How does this compare to the official docs?
The skill stitches together Claude Code’s planning layer and Codex CLI’s review capabilities in a way neither tool documents as a first-party integration — which makes it worth examining what each tool’s official documentation actually says about headless invocation, session continuity, and multi-round review before you build a production workflow around this pattern.
Here’s What the Official Docs Show
Act 1 gives you a solid working model for the /grill-me-codex workflow — this act layers in the verified prerequisites and version specifics that keep it reproducible across installs. Two official sources cover the available ground: Claude Code’s product pages and the openai/codex GitHub README.
Step 1 — Grab the skill files from the pinned comment
No official documentation was found for this step — proceed using the video’s approach and verify independently.

Step 2 — Drop both files into your Claude Code skills directory
The video’s approach here matches the current docs exactly. One prerequisite the video skips: Claude Code requires an authenticated Anthropic account before any skill can be installed or invoked. It’s also worth flagging before you build a multi-round loop — the Free tier may hit context limits mid-review. As of June 2026, Pro runs $17–$20/month and Max starts at $100/month; extended agentic sessions lean toward the latter.

Step 3 — Write your feature prompt and invoke /grill-me-codex
No official documentation was found for this step — proceed using the video’s approach and verify independently.

Step 4 — Work through the planning questions Claude Code surfaces
No official documentation was found for this step — proceed using the video’s approach and verify independently.

Step 5 — plan.md is written; plan-review-log.md is initialized
No official documentation was found for this step — proceed using the video’s approach and verify independently.

Step 6 — Codex CLI launches headlessly; Round 1 findings written to the log
The video’s approach here matches the current docs exactly. The openai/codex README explicitly states Codex CLI “runs locally on your computer,” and the repository structure confirms headless terminal invocation is the intended use pattern. One reproducibility gap: the tutorial does not specify a tested version. The current release is v0.137.0 — pin to this when following Steps 6–8.

Step 7 — Round 2 review surfaces false fixes from Round 1
No official documentation was found for this step — proceed using the video’s approach and verify independently.
The openai/codex repo does include an AGENTS.md at root level — worth consulting for how Codex CLI interprets task instructions and structures its outputs across rounds.

Step 8 — Loop runs to APPROVED or five-round cap
No official documentation was found for this step — proceed using the video’s approach and verify independently.

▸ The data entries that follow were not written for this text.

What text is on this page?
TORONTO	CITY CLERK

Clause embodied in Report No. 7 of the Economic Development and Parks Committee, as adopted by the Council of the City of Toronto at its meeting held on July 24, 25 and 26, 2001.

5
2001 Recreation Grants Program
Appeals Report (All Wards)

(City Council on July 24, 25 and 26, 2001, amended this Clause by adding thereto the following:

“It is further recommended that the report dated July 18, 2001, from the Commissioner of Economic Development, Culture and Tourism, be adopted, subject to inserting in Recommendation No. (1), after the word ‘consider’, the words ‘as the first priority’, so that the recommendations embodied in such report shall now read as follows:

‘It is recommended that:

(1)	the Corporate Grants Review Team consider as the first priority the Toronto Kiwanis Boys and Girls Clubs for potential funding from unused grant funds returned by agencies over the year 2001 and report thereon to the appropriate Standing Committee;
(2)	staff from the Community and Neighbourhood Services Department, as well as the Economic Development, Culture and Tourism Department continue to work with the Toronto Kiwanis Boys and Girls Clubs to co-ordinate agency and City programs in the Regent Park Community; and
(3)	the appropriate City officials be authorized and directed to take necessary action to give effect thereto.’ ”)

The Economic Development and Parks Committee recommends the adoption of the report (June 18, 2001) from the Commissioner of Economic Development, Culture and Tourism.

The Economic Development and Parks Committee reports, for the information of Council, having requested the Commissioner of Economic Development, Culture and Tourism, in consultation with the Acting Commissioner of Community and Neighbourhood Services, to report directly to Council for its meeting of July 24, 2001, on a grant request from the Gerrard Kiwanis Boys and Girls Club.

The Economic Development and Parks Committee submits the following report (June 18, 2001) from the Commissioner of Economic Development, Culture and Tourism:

Step 9 — Read plan.md and open items in plan-review-log.md before implementation
No official documentation was found for this step — proceed using the video’s approach and verify independently.

Step 10 — Swap the model by editing the skill file’s invocation line
No official documentation was found for this step — proceed using the video’s approach and verify independently.
The Codex CLI README does confirm model selection is a real, configurable parameter — the terminal UI screenshot shows gpt-5.2-codex medium as the active model. The specific skill-file editing method the video demonstrates is a custom integration layer; no official source documents it directly.

Useful Links
- Sign in – Claude — Claude Code product entry point covering authentication requirements and current subscription pricing across Free, Pro, and Max tiers.
- GitHub – openai/codex: Lightweight coding agent that runs in your terminal — Official openai/codex repository with README, installation guide, AGENTS.md, and release history for Codex CLI v0.137.0.